Training

Training on AWS with the provided dataset should take about 2 hours and cost roughly $1. If you add more images or add new labeling classes the cost and time will be higher.

Train with AWS

  1. If you are not in the AWS Console main page, click the AWS logo in the top left if you’re logged in, or go to the page through your awseducate.com classroom if you are not logged in.

  2. Search “SageMaker” in the “Find Services” field and create a new SageMaker notebook instance.

Searching for SageMaker on the AWS Console Create notebook instance button on AWS Create notebook
  • Notebook instance name: Give your notebook a name

  • IAM Role: Click Create a new role inside of the dropdown. Let it have access to Any S3 bucket.

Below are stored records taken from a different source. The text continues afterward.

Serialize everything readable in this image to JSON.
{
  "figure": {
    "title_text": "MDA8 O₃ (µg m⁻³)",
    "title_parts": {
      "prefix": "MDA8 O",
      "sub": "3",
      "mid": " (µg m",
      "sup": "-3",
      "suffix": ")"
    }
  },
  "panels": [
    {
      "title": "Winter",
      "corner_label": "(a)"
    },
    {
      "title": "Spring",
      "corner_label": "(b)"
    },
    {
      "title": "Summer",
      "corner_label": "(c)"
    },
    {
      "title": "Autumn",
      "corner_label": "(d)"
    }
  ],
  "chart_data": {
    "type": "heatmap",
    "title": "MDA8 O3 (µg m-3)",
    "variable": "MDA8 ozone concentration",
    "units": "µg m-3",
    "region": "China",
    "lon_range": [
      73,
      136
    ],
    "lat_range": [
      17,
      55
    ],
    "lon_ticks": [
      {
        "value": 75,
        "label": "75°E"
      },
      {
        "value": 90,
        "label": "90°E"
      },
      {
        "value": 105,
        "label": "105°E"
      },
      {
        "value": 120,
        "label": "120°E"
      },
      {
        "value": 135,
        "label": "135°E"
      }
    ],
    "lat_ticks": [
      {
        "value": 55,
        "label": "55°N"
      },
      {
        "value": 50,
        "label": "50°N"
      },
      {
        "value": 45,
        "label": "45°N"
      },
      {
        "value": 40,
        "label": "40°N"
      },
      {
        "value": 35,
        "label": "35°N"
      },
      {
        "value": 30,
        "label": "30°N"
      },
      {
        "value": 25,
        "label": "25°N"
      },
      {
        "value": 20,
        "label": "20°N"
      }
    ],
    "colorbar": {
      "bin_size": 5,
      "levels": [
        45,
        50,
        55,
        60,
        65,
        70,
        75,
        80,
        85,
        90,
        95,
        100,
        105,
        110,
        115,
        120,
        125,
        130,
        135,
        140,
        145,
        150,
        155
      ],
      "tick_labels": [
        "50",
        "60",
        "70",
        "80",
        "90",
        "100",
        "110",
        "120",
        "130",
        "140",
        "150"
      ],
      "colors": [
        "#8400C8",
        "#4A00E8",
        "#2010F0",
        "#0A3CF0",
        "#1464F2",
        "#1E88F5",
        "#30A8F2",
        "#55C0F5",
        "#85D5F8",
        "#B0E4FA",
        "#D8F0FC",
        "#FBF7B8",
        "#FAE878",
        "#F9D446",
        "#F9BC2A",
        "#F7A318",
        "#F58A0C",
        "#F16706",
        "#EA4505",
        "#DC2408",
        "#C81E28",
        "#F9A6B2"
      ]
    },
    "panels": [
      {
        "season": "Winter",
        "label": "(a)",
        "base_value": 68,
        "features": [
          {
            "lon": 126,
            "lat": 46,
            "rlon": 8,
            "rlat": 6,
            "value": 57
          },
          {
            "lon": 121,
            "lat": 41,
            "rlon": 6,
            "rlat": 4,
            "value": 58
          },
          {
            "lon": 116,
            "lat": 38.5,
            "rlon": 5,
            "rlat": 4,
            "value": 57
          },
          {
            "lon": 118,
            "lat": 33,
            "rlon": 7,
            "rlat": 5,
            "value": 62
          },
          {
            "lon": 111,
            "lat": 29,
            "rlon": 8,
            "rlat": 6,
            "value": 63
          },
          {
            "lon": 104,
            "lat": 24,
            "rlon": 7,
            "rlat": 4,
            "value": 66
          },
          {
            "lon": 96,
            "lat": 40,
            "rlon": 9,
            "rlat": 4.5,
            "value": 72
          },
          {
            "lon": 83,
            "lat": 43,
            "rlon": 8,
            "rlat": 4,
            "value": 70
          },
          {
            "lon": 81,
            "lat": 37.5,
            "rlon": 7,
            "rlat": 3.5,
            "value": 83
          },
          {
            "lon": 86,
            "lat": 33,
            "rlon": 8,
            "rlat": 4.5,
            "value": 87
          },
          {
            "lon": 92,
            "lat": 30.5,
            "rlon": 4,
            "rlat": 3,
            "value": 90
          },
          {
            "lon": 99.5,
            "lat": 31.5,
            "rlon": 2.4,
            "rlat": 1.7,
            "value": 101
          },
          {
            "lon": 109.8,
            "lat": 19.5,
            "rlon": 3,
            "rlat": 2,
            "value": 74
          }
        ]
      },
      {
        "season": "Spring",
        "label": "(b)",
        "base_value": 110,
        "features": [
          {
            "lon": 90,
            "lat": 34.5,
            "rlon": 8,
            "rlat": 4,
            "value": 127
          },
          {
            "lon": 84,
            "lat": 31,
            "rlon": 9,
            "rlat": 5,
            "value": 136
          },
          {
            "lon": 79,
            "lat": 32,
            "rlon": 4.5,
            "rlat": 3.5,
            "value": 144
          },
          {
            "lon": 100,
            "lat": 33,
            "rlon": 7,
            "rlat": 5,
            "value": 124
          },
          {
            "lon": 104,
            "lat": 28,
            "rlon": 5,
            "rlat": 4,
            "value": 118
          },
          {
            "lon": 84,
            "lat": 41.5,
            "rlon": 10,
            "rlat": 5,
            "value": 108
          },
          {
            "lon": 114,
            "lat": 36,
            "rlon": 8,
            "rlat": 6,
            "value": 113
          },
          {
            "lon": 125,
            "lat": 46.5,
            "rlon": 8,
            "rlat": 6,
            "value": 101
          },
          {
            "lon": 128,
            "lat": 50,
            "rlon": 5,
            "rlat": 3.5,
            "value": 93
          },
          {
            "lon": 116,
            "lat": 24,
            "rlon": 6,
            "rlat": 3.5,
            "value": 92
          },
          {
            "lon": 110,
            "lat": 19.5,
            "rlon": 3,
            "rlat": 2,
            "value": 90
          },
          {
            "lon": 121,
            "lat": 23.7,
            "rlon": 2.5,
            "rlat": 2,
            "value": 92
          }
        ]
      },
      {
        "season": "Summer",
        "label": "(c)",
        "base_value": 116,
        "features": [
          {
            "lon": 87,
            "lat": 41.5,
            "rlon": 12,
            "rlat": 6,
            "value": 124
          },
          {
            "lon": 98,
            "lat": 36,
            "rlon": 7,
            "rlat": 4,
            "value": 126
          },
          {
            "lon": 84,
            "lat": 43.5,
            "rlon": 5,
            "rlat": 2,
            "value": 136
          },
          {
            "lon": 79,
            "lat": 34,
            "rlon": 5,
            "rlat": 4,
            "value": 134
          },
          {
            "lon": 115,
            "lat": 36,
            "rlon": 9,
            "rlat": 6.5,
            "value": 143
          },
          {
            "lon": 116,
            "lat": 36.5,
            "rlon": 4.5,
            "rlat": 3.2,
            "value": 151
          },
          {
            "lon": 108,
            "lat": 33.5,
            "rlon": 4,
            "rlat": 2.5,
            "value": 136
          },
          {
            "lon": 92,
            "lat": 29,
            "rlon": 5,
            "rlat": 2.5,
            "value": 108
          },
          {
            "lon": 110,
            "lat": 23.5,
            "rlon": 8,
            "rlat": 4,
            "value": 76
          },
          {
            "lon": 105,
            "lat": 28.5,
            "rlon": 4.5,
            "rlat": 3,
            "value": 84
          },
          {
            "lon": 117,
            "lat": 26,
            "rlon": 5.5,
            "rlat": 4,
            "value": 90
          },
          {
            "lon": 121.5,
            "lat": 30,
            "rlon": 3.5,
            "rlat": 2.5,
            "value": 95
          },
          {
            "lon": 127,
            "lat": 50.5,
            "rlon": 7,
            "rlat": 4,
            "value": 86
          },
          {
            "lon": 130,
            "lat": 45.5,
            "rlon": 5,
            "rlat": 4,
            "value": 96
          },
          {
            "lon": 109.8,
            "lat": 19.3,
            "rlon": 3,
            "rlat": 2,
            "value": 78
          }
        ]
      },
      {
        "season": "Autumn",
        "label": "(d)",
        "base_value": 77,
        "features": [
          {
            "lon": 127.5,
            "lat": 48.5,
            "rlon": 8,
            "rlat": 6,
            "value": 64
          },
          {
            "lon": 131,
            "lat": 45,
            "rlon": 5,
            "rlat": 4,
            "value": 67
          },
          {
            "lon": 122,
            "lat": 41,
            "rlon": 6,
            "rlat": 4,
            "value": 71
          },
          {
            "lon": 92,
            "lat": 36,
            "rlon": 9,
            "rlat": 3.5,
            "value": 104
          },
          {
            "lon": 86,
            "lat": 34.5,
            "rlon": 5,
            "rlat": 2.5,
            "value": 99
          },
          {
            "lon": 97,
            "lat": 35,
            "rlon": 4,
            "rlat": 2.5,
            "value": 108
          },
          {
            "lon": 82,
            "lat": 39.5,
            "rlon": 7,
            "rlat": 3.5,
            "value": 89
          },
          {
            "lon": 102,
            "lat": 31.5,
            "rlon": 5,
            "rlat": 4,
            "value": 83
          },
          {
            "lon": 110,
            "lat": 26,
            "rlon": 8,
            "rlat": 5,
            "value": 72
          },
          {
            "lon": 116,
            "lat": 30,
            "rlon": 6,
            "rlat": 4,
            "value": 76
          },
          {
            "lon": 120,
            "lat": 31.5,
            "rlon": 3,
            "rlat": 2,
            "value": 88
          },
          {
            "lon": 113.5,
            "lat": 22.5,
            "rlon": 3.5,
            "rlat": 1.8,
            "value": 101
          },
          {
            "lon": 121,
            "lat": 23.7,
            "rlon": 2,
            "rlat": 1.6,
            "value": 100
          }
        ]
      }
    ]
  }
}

  • Git repositories: open the panel, then click on where it says None. Click Clone a public Git repository to this notebook instance only, then paste in this link: https://github.com/wpilibsuite/DetectCoral.git

  • Create the instance

  1. After several minutes, the notebook will be “In Service”. Open the notebook using the JupyterLab option.

Create notebook
  1. Open the DetectCoral folder, and then training.ipynb, found on the left side of the screen. We’ve noticed that the first time a notebook is opened that it doesn’t work correctly. To fix this, follow these steps:

  • Reload the tab. Dismiss the error. When prompted, select the kernel conda_amazonei_tensorflow_p36.

  • If the tab does not finish reloading, close the tab, and open the notebook in JupyterLab once again. It will work this time.

  1. Replace estimator.fit(s3://wpilib) with estimator.fit(s3://<<your-bucket-name>>). If you could not access Supervisely in earlier steps, do not replace the bucket’s name.

  2. Run the code block by clicking the play button at the top of your screen. This block could take up to two hours to train your model depending on the value of epochs in the hyperparameters dictionary.

  3. Once the code block finishes running, the precision for each epoch is outputted. More information about what precision means can be found in Understanding Precision.

  4. Go back to SageMaker. Open Training jobs on the far left. Open the most recent training job.

  5. Once the model is done training (the job says Completed), scroll to the bottom inside the training job. Click on the link in the Output section, where it says S3 model artifact.

  6. Click on model.tar.gz. Click on Download.

  7. Stop the notebook now that the training job is completed. Do this by going back to the SageMaker tab, clicking on Notebook instances on the far left, selecting the instance that is no longer needed, and selecting Actions -> Stop.

Stop instance button